Police personnel, on the other hand, commonly encounter assailants in tighter quarters. They work to immediately incapacitate a perpetrator, when required, with a single shot. Lethal force is a last resort, however, police officers are often in situations where they must gain control of the situation quickly. This usually takes place up close and innocent citizens may be nearby. They carry handguns with hollow-point loads, but when they need more power, they choose a 12-gauge shotgun. The shotshells are 2 3/4-inch buckshot loads with between eight and nine .36-caliber lead balls (depending on the manufacturer). Unfortunately, a shotgun’s smoothbore makes buckshot inaccurate.
Rifled Shotgun Slug
Enter the rifled shotgun slug, with rifling that causes the slug to spin in flight and increases accuracy exponentially. A 12-Gauge shotgun has a bore diameter of .72 inches and a .72-caliber shotgun slug has a weight of 1.5 ounces. A large-bore diameter, with that much slug weight, makes the 12-Gauge shotgun slug one of the most lethal, close-range bullet designs available today.
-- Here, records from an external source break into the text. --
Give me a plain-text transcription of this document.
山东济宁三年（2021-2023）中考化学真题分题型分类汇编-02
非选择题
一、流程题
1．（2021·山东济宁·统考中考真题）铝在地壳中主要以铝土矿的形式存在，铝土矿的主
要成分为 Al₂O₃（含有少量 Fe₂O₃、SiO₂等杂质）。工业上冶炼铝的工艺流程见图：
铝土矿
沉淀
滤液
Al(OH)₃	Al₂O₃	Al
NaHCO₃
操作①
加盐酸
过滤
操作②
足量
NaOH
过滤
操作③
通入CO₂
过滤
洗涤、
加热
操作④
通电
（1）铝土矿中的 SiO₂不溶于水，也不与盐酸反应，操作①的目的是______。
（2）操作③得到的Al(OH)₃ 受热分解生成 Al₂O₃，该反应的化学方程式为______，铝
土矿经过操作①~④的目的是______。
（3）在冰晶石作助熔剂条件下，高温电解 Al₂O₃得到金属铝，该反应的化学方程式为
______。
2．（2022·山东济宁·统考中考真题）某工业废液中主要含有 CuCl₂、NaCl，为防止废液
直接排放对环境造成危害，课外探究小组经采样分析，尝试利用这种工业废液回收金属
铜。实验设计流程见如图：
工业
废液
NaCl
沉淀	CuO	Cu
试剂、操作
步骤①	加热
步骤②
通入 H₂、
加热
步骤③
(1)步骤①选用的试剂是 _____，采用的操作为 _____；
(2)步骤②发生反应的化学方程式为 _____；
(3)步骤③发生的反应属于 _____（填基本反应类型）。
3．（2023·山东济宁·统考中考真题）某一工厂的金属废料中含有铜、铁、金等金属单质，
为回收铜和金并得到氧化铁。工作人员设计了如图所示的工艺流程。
For civilian self-defense, hollow-points and their derivatives are ideal for the same reasons law enforcement prefers them. Citizens pressing a modern sporting rifle into home-defense use have a variety of bullet designs to choose from. But don’t expect to see many, if any, hollow points. On average they perform best at lower pistol velocities.
The future of bullet design is a development known as the “smart bullet,” also referred to as guided munitions. A smart bullet is a projectile that strikes targets at extended range by steering itself in flight via moveable fins.
Aerospace Engineer Ron Barrett of Auburn University in Alabama has spent the last 15 years developing the smart bullet. Though this bullet design is still in the research and development, it is fast approaching practicality.
Unlike current anti-personnel bullets that depend on a shooter’s skill, the smart bullet sees and tracks a laser beam to its intended target. The trajectory adjusts in-flight via moveable fins, which give the bullet the appearance of a miniature rocket.
A charge in the nose could enable smart bullets to shoot down fast-moving enemy rockets. Using data to provide extreme accuracy in targeting, as well as tracking other types of moving targets. A powerful computer and radar system that tracks hostile incoming projectiles are the “brains” of the system, which holds great promise in protecting military installations, personnel carriers, aircraft, ships and more.